10 Dec

Purchasing on Assignment


Posted by: Sarah Makhomet

What is typically seen in an assignment purchase in Real Estate is the following.  One party purchases a property pre-construction from the builder.  Prior to taking possession, they sell their right to buy this property to a third party (party two), who is the new purchaser of the property.


It can be of benefit to purchase a property through an assignment.  Since the property is not yet complete, you can usually get it a little below the market value.  If you are looking at purchasing this way, a few things to keep in mind:


–          Right to assign – Does the seller have the right to assign the property?  This should be written in their original purchase agreement

–          Layout & space – Often you’re not able to see the unit as it’s not yet complete, so review the plans and make sure the space, layout & view are what you’re looking for.  All of these will affect the future value of the condo.

–          Comparables – Check the value of similar properties in the area.  If you’re working with a realtor, they should be able to assist with this.

–          Mortgage – Many lenders have restrictions on assignment purchases.  Some will not do them at all, and others will honor the original purchase price only, not the new price based on the assignment.  In the latter case, additional money may be needed for the down payment to make up the difference.  If you’re working with a good mortgage broker, they can help.  Since they work with a variety of lenders, they know which will finance based on the assigned price.


Purchasing a property on assignment can be great way to buy real estate.  Prior to doing so, do you due diligence to ensure there are no surprises.

7 Dec

The importance of Credit


Posted by: Sarah Makhomet

As society becomes more & more dependent on credit, establishing and maintaining your credit continues to increase in importance.  More & more business are checking with the credit agencies before they decide to extend products or services to you.  The main areas this can be seen are with shelter, transportation, employment, self-employment and utilities.


Shelter – Most people are aware that having good credit is necessary to arrange mortgage financing.  While there are options for those with poor credit history, generally more down payment is required, and higher rates apply.  What many don’t know is your credit is also being used by many landlords prior to renting a unit.

Transportation – Unless you have $20,000 to $30,000 for a new car, it cannot be purchase without credit.

Employment – Many employers conduct background checks, which may include checking an applicant’s credit, prior to extending an offer of employment

Self-Employment – Most business start-ups require sizable amounts of money.  If you do not have savings, then credit, among other things are essential for business loans & financing.

Utilities – Utility companies such as phones, electricity & gas typically require a credit check prior to connecting their services.  If there have been past issues, they may request prepayment or a deposit up front.


Should you fall upon challenging times and you’re not able to main all of your obligations, it is important to be proactive and speak with your creditors.  Many may be able to extend payment holidays or decrease the minimum payments – particularly if you have a long history of good repayment.  If times do not improve and you’re not able to meet your obligations, speak with a credit counselor or trustee, as a consumer proposal or bankruptcy may be your best option.  When things begin to improve, it’s essential you begin to re-establish credit to show lenders despite past challenges, you know how to use credit properly.

2 Dec

10 tips to help you use your credit cards wisely


Posted by: Sarah Makhomet

To celebrate the launch of the Dominion Lending Centres line of credit cards, we would like to provide a list of 10 tips to help you use your credit cards wisely.

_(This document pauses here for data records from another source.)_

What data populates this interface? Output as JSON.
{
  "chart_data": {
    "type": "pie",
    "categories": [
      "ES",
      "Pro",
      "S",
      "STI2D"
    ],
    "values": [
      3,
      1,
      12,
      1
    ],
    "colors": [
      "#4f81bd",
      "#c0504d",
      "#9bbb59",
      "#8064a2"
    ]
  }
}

The list provided is from the Financial Consumer Agency of Canada:

1 – Know what you’re getting into. Read the terms and conditions carefully, as you’re entering a legally binding contract.

2 – Continue to live within your means and budget. Having a credit card does not increase the amount of money you have.

3 – Your goal should be to pay off your balance in full by the due date of every month. If the balance is not paid in full, most credit cards will charge daily interest back to the date of purchase.

4 – If you find you are carrying a balance, and practically if the balance keeps increasing, stop using the credit card until you get your finances under control. Since interest is charged daily, try to pay it off as soon as possible, and check about other credit cards, lines of credit or other options that may be at lower interest rates.

5 – Avoid impulse buys, especially if don’t have the money available.

6 – If your credit card has a reward program, don’t increase your spending or buy things you don’t need just to get points.

7 – Avoid taking a cash advance on your credit card. Unlike regular purchases, there is not grace period and you are charged interest from the date of the advance until it is paid in full.

8 – Talk to financial professionals about your options if you need money for unexpected expenses. There may be options that will cost less than an advance on your credit card.

9 – Make regular payment to help build a good credit history.

10 – Make sure you are aware of all fees associated with your credit card.

Credit cards can be extremely useful and convenient, however, if you are not careful with how you use them, you can put yourself on a path to serious financial trouble.